While I’m not an expert on it, I think the most foundational aspect of it concerns numbers. When I read numbers, they rarely have sounds and, in fact, it can be hard for me to subvocalize them.
Another related topic concerns the voices of authors. Often when I read a book written by a living author, I go and find him or her on Youtube or elsewhere. I listen to their voice. I watch their mannerisms. When I do subvocalize, it helps me listen to the author’s voice in the subvocalization rather than my own. It helps me wrestle with not just the ideas, but the author’s ideas, in a more human context.
Anyhow, I used to be a prolific [English] reader, consuming a 300 or 400 page fairly technical book every week for a few decades. Somewhere, and with some intentionality, I lost the need to subvocalize. It’s just that for me, it came with some side effects. For instance, it’s now much harder for me to proofread what I write.
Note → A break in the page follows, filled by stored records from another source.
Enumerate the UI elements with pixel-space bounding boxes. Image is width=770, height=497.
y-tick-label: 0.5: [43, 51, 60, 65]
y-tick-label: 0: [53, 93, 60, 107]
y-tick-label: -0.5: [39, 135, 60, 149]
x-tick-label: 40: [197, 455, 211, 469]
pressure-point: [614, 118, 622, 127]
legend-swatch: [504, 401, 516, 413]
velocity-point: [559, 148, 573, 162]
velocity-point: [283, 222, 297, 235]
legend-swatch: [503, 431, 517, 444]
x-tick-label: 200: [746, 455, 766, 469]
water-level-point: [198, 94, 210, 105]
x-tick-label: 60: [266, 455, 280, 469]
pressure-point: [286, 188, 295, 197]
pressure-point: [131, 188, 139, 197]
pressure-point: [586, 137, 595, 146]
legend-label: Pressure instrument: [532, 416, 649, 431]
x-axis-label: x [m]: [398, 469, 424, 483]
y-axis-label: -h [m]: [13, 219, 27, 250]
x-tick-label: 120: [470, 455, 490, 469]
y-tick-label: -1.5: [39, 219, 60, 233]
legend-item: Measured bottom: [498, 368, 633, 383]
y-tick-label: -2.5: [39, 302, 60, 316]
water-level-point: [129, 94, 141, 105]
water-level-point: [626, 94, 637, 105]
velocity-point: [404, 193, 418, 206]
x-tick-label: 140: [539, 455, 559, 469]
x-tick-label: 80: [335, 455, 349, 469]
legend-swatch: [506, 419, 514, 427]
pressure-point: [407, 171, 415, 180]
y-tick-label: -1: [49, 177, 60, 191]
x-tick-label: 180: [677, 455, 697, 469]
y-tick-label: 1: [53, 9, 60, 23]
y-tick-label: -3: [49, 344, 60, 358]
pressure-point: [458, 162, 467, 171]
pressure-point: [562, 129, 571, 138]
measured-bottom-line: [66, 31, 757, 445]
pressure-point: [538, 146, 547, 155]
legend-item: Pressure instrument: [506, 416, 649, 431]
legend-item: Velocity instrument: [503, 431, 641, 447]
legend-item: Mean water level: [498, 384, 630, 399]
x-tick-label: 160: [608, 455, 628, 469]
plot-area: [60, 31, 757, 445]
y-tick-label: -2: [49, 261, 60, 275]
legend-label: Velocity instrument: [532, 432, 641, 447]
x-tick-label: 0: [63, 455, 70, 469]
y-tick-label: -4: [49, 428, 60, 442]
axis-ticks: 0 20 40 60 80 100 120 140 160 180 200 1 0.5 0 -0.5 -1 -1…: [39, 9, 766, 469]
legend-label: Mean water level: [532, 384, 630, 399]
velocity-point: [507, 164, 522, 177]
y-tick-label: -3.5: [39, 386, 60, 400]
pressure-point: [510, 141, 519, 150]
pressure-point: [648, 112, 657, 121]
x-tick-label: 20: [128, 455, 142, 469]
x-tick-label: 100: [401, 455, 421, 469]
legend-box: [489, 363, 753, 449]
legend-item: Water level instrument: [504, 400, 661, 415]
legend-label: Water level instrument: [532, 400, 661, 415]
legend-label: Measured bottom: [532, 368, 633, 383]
I’ve never really researched what the experiences are like for others. It’s just that words can now be with or without sounds. For me, it’s analogous to breathing. Autonomically, I seem to now read without much sound. Consciously, I can subvocalize with my own voice or the voice of the author. My brain picks one or the other and goes back and forth depending upon the nature of interest in the content.